« L'IA pourrait détruire l’humanité » : Geoffrey Hinton, lauréat du Prix Nobel, dans la tourmente de ses propres créations
2024-11-11
Auteur: Chloé
Ils façonnent l'avenir de l'IA, mais sont aussi ceux qui mettent en garde.
L'attribution du prix Nobel de physique 2024 à Geoffrey Hinton, aux côtés de John Hopfield, souligne une carrière consacrée à la recherche sur les réseaux neuronaux artificiels. Ces structures mathématiques ont permis aux machines de franchir des étapes majeures dans l'apprentissage. Ironiquement, ce succès s'accompagne d'une angoisse grandissante pour Hinton, surnommé le « parrain de l’intelligence artificielle ». Loin de savourer sa distinction, il devient l'un des plus fervents critiques de cette technologie, appelant l'humanité à prendre conscience des dangers qu'elle représente.
L'Académie royale des sciences de Suède a salué leurs « découvertes et inventions fondamentales permettant l'apprentissage automatique via les réseaux neuronaux ». Ces innovations, remises en lumière, ont permis une explosion actuelle de l'IA, touchant des secteurs variés tels que la médecine, les finances et l’industrie. Cependant, Hinton, ancien professeur à l’université de Toronto, est loin de célébrer. Sa démission retentissante de Google en 2023, couplée à ses préoccupations croissantes sur le développement de l'IA, en dit long sur ses craintes.
Une reconnaissance qui alimente la peur
La reconnaissance de ses travaux par le Prix Nobel, plutôt que de l’apaiser, intensifie son souci. « Nous n'avons aucune expérience de ce que c'est que d'avoir des systèmes plus intelligents que nous », a-t-il déclaré récemment, soulignant une peur partagée par de nombreux experts. Si l'IA offre d'énormes bénéfices, notamment dans la médecine, l'inquiétude persiste : Hinton craint que l'humanité ne perde le contrôle sur sa propre création. Il prédit un avenir proche où les machines, surpassant notre intelligence, pourraient bien se retourner contre leurs concepteurs, rappelant ainsi des scénarios de science-fiction.
D'après ses estimations, dans cinq à vingt ans, la probabilité qu'une IA tente de prendre le contrôle de nos vies pourrait être inquiétante.
Au cœur de ses préoccupations se trouve la désinformation.
L'IA, capable de créer des contenus de plus en plus crédibles, pourrait inonder le Net de faux articles, images et vidéos, rendant la distinction entre vérité et mensonge presque impossible. Ce contrôle de l’information, associé à la capacité des chatbots, pourrait être exploité par des « acteurs malveillants » pour influencer l’opinion publique et déstabiliser nos démocraties.
La compétition sauvage entre géants de la technologie, comme Google et Microsoft, exacerbe les craintes de Hinton.

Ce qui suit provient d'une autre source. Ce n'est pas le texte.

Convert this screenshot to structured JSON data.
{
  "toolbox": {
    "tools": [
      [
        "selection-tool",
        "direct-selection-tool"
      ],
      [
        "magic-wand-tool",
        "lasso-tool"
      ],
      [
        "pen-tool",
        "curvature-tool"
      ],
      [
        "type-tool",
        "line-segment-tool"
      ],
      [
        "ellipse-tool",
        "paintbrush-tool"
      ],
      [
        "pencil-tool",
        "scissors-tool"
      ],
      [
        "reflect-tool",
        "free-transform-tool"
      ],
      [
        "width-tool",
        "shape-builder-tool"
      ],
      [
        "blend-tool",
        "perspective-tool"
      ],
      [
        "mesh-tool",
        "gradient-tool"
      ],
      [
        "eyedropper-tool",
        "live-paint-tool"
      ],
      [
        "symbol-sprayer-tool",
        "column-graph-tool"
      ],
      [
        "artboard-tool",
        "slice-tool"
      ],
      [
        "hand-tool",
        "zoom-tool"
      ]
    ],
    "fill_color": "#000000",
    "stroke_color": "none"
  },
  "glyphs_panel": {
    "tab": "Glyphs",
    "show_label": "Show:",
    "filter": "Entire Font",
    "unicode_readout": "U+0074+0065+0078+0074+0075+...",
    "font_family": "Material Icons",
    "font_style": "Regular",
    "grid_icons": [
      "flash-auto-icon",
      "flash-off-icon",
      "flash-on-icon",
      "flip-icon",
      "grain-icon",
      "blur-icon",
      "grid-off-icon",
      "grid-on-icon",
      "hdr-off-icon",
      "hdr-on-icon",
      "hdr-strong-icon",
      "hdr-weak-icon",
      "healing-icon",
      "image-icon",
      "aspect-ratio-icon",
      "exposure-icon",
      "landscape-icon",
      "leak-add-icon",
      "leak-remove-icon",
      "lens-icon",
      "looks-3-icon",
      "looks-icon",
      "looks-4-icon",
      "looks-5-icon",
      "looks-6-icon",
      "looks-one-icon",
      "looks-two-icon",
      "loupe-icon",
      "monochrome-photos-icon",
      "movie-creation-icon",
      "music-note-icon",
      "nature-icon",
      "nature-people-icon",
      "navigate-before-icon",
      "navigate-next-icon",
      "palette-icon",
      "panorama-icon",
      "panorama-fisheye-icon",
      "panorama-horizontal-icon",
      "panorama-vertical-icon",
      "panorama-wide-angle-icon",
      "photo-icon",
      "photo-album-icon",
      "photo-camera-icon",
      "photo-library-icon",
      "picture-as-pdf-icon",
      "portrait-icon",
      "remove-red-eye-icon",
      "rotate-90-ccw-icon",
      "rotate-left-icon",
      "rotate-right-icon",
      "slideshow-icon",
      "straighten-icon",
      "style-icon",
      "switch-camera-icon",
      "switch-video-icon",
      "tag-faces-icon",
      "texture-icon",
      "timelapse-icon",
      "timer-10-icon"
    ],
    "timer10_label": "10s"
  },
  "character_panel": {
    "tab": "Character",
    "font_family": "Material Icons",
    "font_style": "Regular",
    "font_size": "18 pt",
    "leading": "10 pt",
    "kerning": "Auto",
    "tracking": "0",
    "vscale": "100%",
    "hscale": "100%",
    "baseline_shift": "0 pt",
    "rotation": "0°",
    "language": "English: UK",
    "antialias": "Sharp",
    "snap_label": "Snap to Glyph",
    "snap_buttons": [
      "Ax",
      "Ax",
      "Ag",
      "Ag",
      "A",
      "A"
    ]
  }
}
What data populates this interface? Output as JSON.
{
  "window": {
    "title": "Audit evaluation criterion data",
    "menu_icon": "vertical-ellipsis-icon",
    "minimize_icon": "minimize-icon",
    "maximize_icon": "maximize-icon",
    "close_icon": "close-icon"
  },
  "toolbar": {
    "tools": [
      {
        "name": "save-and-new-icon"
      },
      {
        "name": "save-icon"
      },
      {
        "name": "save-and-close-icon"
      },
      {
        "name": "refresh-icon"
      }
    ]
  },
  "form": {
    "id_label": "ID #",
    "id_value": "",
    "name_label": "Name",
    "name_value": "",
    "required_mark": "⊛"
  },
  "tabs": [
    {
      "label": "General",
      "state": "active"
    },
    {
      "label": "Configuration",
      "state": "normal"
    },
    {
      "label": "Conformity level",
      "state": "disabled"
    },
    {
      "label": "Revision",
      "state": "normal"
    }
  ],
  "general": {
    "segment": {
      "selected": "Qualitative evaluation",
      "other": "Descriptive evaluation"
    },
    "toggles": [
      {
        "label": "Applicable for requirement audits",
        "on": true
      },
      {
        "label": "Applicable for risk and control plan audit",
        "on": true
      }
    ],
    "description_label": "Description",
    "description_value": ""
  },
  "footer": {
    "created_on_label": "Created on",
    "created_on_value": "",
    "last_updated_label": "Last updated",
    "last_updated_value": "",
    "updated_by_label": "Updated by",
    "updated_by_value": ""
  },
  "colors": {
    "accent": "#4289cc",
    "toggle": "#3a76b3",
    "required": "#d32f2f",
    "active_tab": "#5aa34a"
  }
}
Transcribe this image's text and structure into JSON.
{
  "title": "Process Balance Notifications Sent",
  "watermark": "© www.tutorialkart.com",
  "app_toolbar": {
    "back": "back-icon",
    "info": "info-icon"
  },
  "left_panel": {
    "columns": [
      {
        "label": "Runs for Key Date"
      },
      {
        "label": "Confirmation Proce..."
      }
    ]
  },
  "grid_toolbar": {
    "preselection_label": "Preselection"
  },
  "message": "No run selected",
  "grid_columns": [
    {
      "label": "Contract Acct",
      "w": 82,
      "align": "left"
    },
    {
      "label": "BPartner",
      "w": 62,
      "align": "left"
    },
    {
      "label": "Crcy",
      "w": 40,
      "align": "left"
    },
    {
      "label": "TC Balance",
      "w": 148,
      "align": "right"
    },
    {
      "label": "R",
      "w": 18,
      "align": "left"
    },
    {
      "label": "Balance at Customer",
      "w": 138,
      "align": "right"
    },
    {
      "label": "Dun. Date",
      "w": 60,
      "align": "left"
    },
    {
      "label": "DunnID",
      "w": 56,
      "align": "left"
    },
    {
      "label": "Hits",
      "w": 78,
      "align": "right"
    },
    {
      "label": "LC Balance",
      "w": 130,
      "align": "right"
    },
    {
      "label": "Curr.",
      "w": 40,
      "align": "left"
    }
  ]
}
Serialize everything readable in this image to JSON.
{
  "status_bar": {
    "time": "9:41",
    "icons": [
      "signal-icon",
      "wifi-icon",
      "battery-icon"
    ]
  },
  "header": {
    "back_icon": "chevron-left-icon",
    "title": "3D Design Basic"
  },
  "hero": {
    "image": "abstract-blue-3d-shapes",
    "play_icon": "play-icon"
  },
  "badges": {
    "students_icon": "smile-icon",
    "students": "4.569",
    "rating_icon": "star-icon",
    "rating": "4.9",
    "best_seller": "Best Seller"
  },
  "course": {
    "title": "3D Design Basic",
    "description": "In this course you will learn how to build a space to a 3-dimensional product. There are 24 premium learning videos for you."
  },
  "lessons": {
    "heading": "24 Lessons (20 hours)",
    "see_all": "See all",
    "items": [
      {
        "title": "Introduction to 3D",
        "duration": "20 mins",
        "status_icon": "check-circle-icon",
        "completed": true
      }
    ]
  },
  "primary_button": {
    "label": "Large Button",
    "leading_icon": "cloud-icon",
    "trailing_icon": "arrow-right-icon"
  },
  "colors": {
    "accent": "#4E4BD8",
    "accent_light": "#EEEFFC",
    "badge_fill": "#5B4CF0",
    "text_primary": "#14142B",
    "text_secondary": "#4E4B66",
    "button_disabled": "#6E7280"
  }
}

Il observe que la course à l'innovation prend le pas sur des pratiques plus sûres et réfléchies. Bien qu'il ait reconnu le rôle « responsable » de Google jusqu'à 2022, l'émergence de ChatGPT et l'incorporation de chatbots dans les moteurs de recherche ont déclenché une escalade risquée. Sa démission est un acte de liberté pour alerter sur ces dangers sans être limité par son ancien poste.
L'IA au cœur d'une tempête d'inquiétudes
Au-delà de la désinformation, le rôle de l'IA sur le marché du travail est une autre source d'angoisse. Si l'automatisation permet d'éliminer des tâches pénibles, elle menace également de rendre obsolètes de nombreux emplois, remplaçant les humains par des machines plus efficaces et moins coûteuses. De plus, la perspective d’une IA impliquée dans la création d’armes autonomes, des « robots tueurs » capables de décisions sans intervention humaine, représente un cauchemar que Hinton ne peut ignorer.
L'attribution du prix Nobel à Hinton et à Demis Hassabis, cofondateur de DeepMind, soulève également des interrogations sur la concentration de la recherche en IA dans les mains de quelques grandes entreprises technologiques. Les critiques s'interrogent sur leur influence sur l'orientation de la recherche et l'accès aux données, cruciales pour le développement de l'IA.
Face aux menaces potentielles, Hinton appelle à une collaboration internationale.
entre scientifiques pour chercher des solutions afin de contrôler l'IA et d’atténuer ses risques. Il plaide pour une régulation mondiale similaire à celle encadrant l'énergie nucléaire, afin de prévenir une course incontrôlée à l'armement technologique. Le « parrain de l'IA » espère que son cri d'alarme sera entendu assez tôt, pour que l'humanité puisse éviter une catastrophe. Un moment charnière s'annonce : saura-t-elle maîtriser cette incroyable puissance qu'elle a engendrée ou sera-t-elle engloutie par elle?